Es wird nur gesungen, ganz wenig deklamiert. Einziges Schärfungsmittel ist bei allen eine deutliche Diktion, die nie in Konflikt mit der Phrasierung kommt. Schwankungen der meist recht breiten Tempi machen die Stimmungswechsel deutlich.
Ein Beispiel: Die sonst häufig im Parlando oder gar expressiv gestoßenen oder geröhrten Ah-Laute am Beginn von Ottavias „Addio Roma“ nimmt Marianna Pizzolato gerundet auf dem Atem im Mezzopiano, dadurch leicht übertönt von den Saiten- und Zupfinstrumenten der English Baroque Soloists. Auch die unnötig als erkältet angekündigte Hana Blažiková nimmt ihre Verführungsattacken im zurückgenommenen Legato und dynamisch leicht unter den Instrumenten, noch mehr verlangsamt. Hier setzt die große Gestaltungskunst Gardiners an. An keiner Stelle kommen die lyrischen Stimmen ob der orchestralen Fülle ins Straucheln. Alles ist im genau richtigen Puls der Proportionen und Satzinhalte, wird zum Faszinosum.

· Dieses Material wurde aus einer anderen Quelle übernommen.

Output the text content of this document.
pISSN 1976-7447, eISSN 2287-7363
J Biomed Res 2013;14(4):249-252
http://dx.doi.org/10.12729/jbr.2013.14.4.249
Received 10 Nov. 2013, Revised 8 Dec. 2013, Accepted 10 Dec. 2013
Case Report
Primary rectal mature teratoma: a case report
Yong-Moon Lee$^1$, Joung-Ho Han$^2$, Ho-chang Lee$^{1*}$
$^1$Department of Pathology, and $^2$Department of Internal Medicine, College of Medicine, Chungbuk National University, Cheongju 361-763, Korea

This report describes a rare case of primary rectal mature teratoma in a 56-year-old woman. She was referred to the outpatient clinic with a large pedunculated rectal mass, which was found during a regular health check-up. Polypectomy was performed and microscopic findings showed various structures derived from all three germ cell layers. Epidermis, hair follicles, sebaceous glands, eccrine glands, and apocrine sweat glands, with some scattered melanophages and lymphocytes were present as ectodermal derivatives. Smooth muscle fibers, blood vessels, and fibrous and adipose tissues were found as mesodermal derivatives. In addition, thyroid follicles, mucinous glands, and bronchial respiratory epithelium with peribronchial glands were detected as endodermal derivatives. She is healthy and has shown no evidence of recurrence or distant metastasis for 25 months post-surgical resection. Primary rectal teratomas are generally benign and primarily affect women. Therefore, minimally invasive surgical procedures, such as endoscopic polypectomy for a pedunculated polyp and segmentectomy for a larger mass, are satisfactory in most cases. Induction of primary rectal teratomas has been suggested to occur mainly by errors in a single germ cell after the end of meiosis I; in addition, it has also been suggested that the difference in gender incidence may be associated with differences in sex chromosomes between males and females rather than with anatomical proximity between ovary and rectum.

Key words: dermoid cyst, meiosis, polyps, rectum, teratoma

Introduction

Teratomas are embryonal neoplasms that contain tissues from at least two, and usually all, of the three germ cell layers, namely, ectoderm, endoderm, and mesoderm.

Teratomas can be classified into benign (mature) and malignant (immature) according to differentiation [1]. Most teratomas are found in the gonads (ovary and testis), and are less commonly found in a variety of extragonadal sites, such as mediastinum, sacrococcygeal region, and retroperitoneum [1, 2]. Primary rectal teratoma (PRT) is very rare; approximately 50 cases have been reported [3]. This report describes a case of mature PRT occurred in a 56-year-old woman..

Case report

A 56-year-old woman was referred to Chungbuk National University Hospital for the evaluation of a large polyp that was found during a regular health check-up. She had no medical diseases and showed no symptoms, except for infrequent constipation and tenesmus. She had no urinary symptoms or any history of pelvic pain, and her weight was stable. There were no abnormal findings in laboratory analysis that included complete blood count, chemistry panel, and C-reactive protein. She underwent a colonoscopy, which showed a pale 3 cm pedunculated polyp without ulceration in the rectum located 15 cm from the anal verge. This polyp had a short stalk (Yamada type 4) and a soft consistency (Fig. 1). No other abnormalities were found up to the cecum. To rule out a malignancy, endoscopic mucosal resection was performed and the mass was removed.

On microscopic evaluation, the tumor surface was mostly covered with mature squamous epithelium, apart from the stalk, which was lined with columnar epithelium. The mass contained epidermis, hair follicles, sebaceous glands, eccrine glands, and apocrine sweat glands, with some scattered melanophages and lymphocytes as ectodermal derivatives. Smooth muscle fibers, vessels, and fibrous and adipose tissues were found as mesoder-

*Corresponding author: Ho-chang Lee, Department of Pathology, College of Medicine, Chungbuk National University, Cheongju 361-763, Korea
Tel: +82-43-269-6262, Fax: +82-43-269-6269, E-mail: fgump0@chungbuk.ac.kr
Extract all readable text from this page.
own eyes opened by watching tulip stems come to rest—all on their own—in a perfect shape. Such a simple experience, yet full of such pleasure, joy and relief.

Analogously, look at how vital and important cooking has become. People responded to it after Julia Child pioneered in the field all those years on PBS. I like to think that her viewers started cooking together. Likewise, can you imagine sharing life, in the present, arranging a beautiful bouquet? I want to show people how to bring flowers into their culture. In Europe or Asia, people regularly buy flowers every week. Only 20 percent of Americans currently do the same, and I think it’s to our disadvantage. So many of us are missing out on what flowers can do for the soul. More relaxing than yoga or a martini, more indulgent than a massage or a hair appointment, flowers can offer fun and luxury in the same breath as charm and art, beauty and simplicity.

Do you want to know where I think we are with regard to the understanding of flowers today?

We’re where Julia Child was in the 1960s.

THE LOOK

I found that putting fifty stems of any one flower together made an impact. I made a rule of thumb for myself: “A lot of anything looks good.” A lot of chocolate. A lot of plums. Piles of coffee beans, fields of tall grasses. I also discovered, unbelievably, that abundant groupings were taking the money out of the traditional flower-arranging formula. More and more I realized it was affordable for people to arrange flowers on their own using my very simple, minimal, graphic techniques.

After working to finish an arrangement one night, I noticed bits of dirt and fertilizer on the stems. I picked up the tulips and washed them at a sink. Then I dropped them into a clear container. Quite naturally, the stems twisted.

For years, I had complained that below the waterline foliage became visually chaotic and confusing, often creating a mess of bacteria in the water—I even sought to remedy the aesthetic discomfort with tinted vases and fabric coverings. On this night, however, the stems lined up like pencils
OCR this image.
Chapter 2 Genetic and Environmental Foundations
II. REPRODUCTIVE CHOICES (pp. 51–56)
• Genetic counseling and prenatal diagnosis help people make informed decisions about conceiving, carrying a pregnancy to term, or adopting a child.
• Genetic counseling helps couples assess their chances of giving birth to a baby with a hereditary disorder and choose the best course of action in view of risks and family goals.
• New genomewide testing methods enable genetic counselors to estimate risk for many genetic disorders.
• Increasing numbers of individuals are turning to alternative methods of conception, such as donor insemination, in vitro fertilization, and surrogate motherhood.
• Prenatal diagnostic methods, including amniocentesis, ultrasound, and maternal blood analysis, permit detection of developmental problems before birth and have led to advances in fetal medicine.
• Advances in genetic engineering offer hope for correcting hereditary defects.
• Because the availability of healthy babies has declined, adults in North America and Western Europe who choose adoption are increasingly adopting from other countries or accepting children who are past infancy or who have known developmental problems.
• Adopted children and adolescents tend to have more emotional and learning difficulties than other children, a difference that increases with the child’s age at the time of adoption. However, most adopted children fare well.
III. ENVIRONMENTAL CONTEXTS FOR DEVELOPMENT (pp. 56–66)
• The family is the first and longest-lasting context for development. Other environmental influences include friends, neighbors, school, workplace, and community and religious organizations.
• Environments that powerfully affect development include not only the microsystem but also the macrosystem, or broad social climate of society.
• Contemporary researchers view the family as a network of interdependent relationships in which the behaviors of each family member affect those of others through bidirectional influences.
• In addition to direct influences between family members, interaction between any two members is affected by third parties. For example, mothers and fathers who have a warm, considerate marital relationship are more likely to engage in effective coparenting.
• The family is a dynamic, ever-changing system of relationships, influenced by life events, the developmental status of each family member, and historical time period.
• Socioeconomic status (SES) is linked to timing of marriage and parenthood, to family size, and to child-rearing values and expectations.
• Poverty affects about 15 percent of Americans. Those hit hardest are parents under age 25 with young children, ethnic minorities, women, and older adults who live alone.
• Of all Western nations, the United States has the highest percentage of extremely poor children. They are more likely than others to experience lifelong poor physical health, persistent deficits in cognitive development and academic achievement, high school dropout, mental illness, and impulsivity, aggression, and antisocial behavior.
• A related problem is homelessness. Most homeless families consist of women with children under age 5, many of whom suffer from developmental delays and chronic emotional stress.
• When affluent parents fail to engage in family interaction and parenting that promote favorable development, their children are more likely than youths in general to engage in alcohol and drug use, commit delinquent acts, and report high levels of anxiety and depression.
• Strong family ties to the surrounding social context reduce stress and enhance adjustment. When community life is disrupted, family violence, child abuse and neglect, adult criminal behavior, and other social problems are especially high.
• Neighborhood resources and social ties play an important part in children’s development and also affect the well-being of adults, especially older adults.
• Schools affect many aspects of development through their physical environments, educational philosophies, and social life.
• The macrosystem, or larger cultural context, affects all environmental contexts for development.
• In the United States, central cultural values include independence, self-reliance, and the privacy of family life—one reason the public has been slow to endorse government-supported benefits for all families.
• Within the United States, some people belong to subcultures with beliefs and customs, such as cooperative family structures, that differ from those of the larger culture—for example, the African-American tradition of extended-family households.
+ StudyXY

Die Strophengebilde der Partitur, etwa im Duett des warmtimbrierten und dabei schlanken Countertenors Carlo Vistali als Ottone mit Poppea sind kaum mehr als solche kenntlich, die mehrstrophige Kanzone beider wird genauso dramatischen Szene, deren Form man als offen wahrnimmt, wie einige Arien und Monologe. Der Abend schreitet mit genau dosierter Energie fort. Diese Auslegung wird von den Solisten, vor allem dem mit starker Kantabilität agierenden Seneca von Gianluca Buratto, mit großer vom Dirigenten verordneten Freiheit getragen. Das Kraftfeld offenbart sich am allerprächtigsten in den sich durch herausragende Qualität und Vokalstaffelung auszeichnenden wenigen männlichen Chören.
Auch in Gardiners Auslegung ist es erstaunlich, dass die Ottone liebende Drusilla trotz des farbenreichen Timbres von Anna Dennis gemessen an der dramaturgischen Wertigkeit des Parts wieder einmal hinter die anderen Hauptfiguren rutscht. Selbst ein souveräner und dramatisch mitdenkender Gesamtleiter kann an diesem Fakt kaum etwas ändern. Und der mit vielleicht einer Spur zu stiller Einfalt gestaltete Faltenwurf der Kostüme von Patricia Hofstade vom Atelier Paradis auch nicht. Vielleicht hätte da eine Brise von fabulierender Verrücktheit noch etwas in der Wahrnehmung verschoben. Doch auch wenn die Hölle in dieser Oper siegt: Der musikalische Himmel stand in der Berliner Philharmonie an diesem Abend weit offen.